Un revirement inattendu s’est produit jeudi devant les juridictions de Hong Kong. La cour d’appel a invalidé une décision de justice visant une figure de l’opposition, modifiant ainsi les perspectives de sa longue incarcération.
Selon les informations rapportées par Al Jazeera, les juges ont annulé la condamnation pour fraude du magnat de la presse Jimmy Lai, âgé de 78 ans, ainsi que celle de Wong Wai-keung, un ancien cadre de son entreprise.

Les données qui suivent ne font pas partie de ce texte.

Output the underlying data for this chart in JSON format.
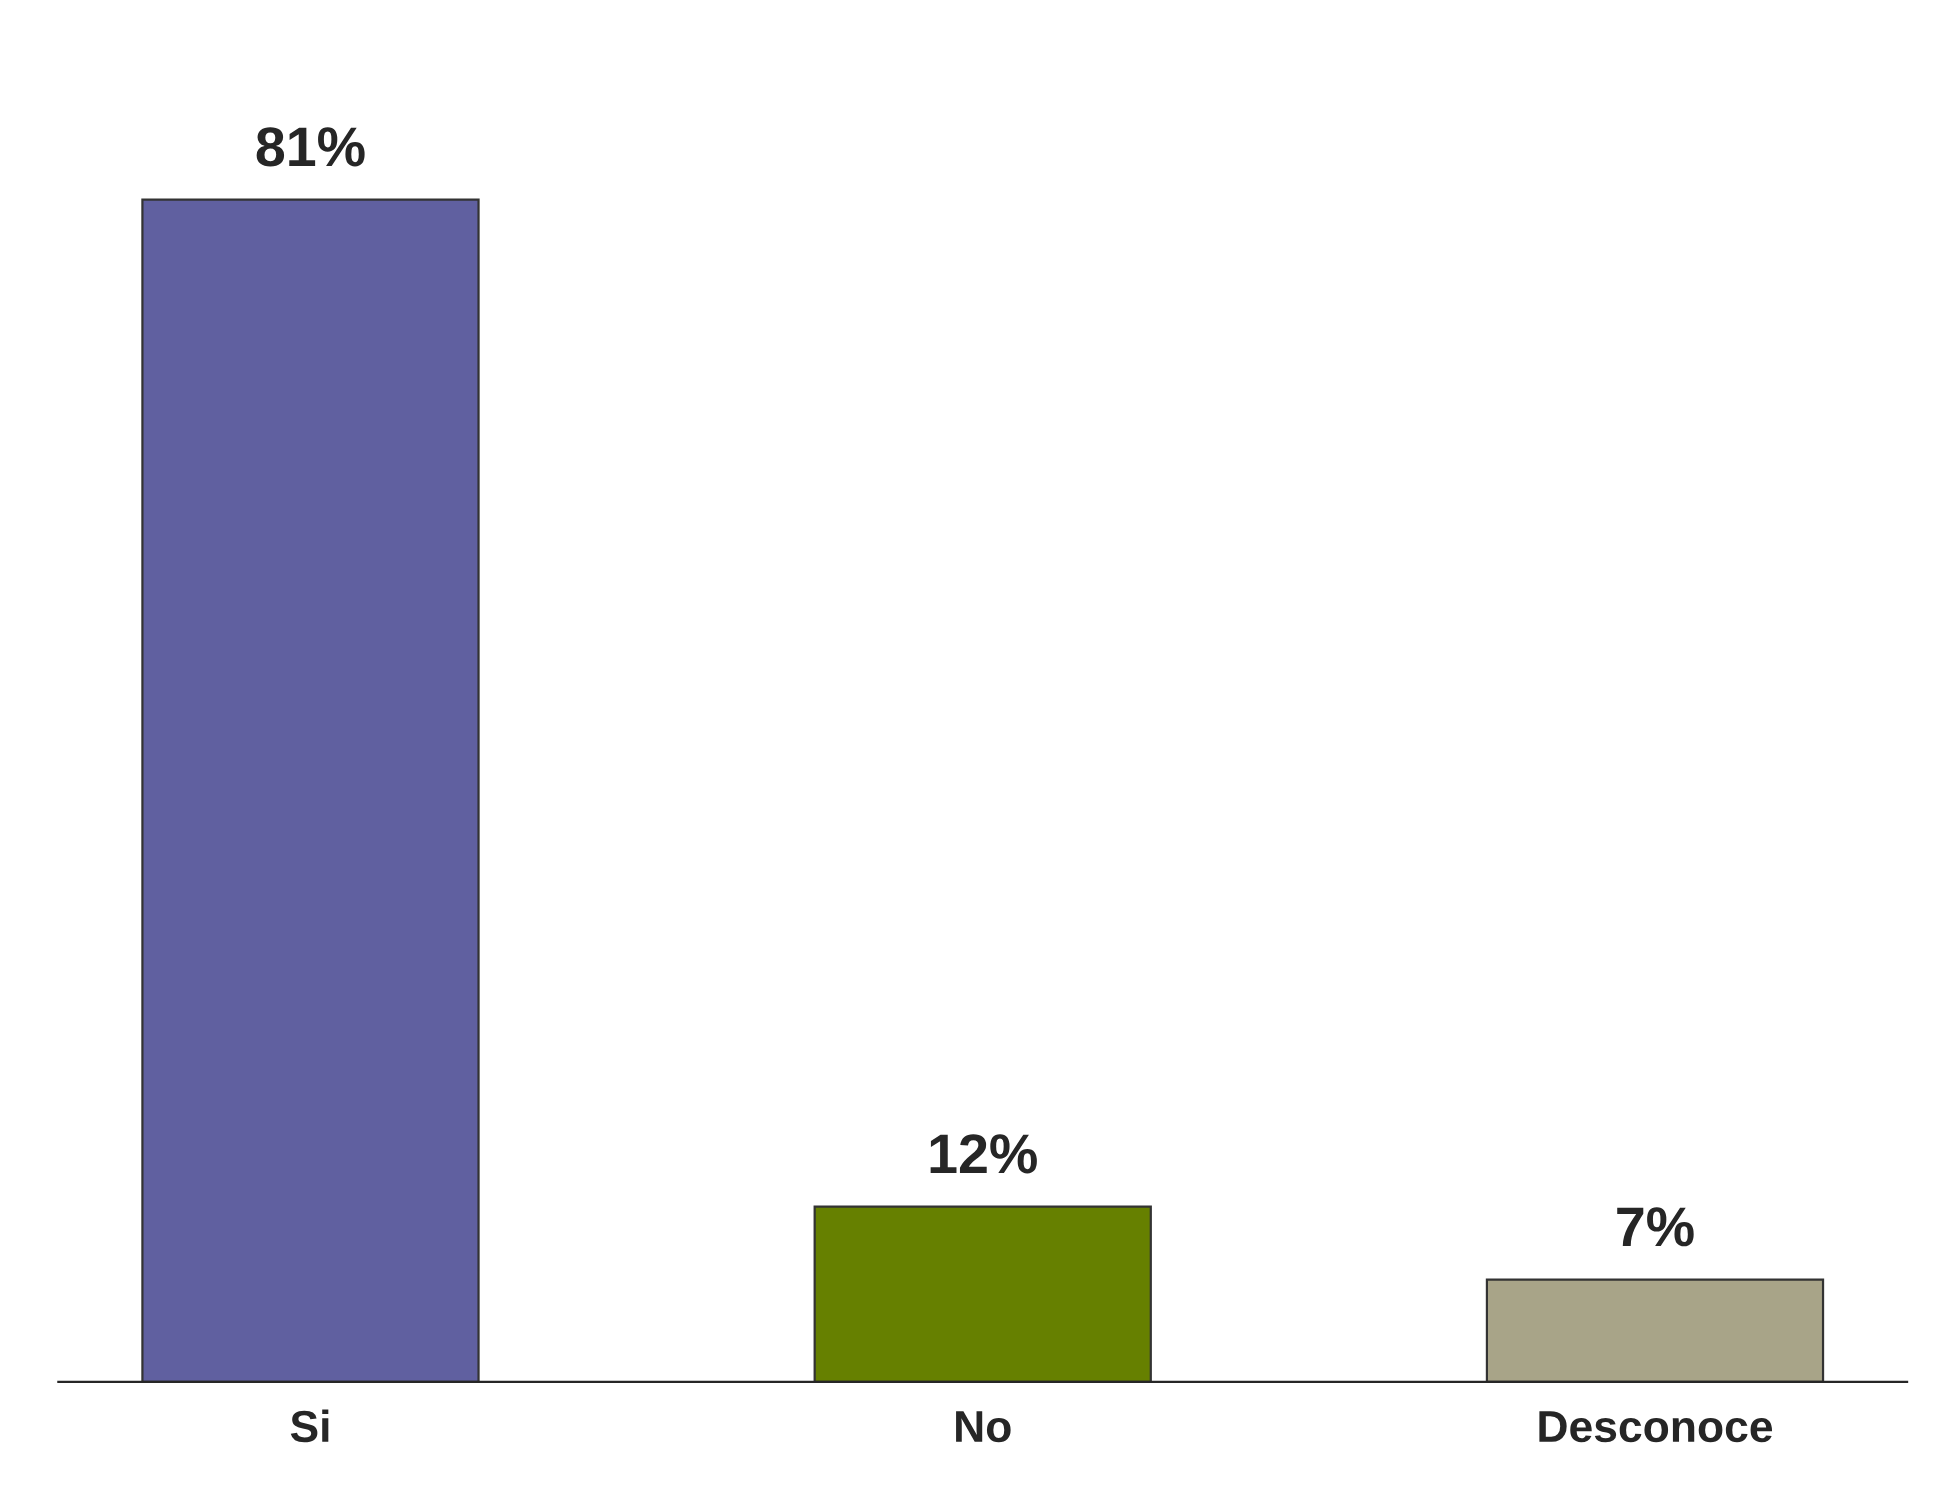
{
  "chart_data": {
    "type": "bar",
    "categories": [
      "Si",
      "No",
      "Desconoce"
    ],
    "values": [
      81,
      12,
      7
    ],
    "value_labels": [
      "81%",
      "12%",
      "7%"
    ],
    "colors": [
      "#6060a0",
      "#668000",
      "#a8a488"
    ]
  }
}
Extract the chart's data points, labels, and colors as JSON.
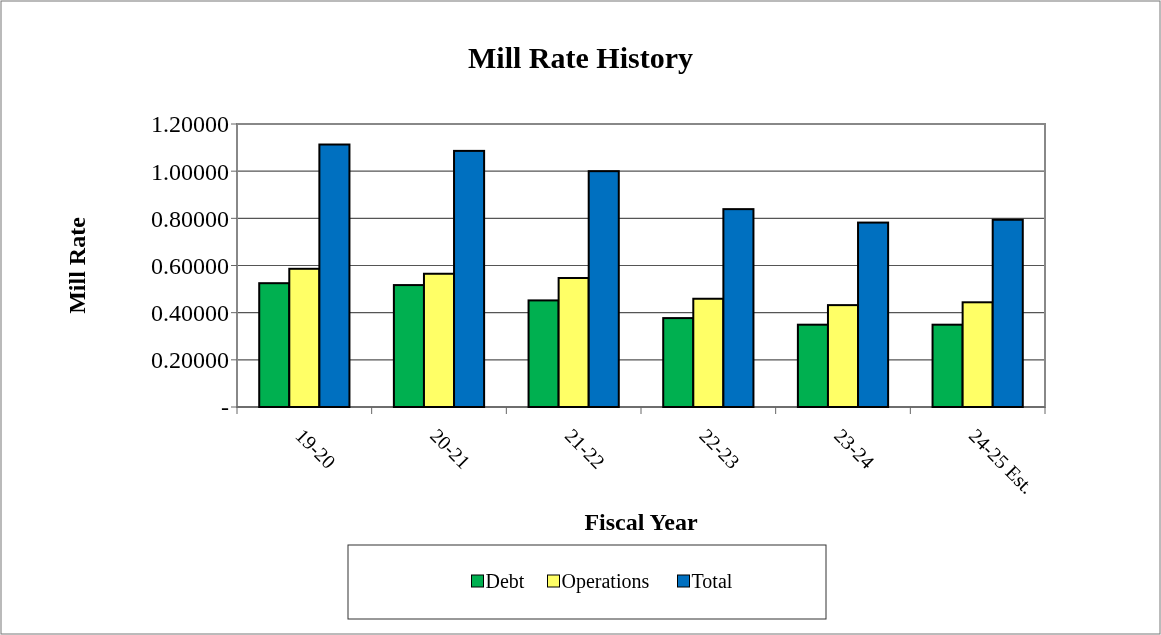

Dans leur arrêt, les magistrats ont estimé que le juge de première instance avait commis une erreur d’appréciation.
Cette procédure spécifique remonte à 2022, année où Jimmy Lai avait écopé de cinq ans et neuf mois de prison pour ces charges. L’accusation affirmait qu’une société de conseil, utilisée à des fins personnelles par M. Lai, occupait des locaux loués par son média aujourd’hui fermé, Apple Daily. Les procureurs considéraient cette occupation comme une violation des termes du bail constituant une fraude. La cour d’appel a finalement tranché en affirmant que l’obligation de signaler cette entorse au contrat ne pouvait légalement être imputée aux deux prévenus.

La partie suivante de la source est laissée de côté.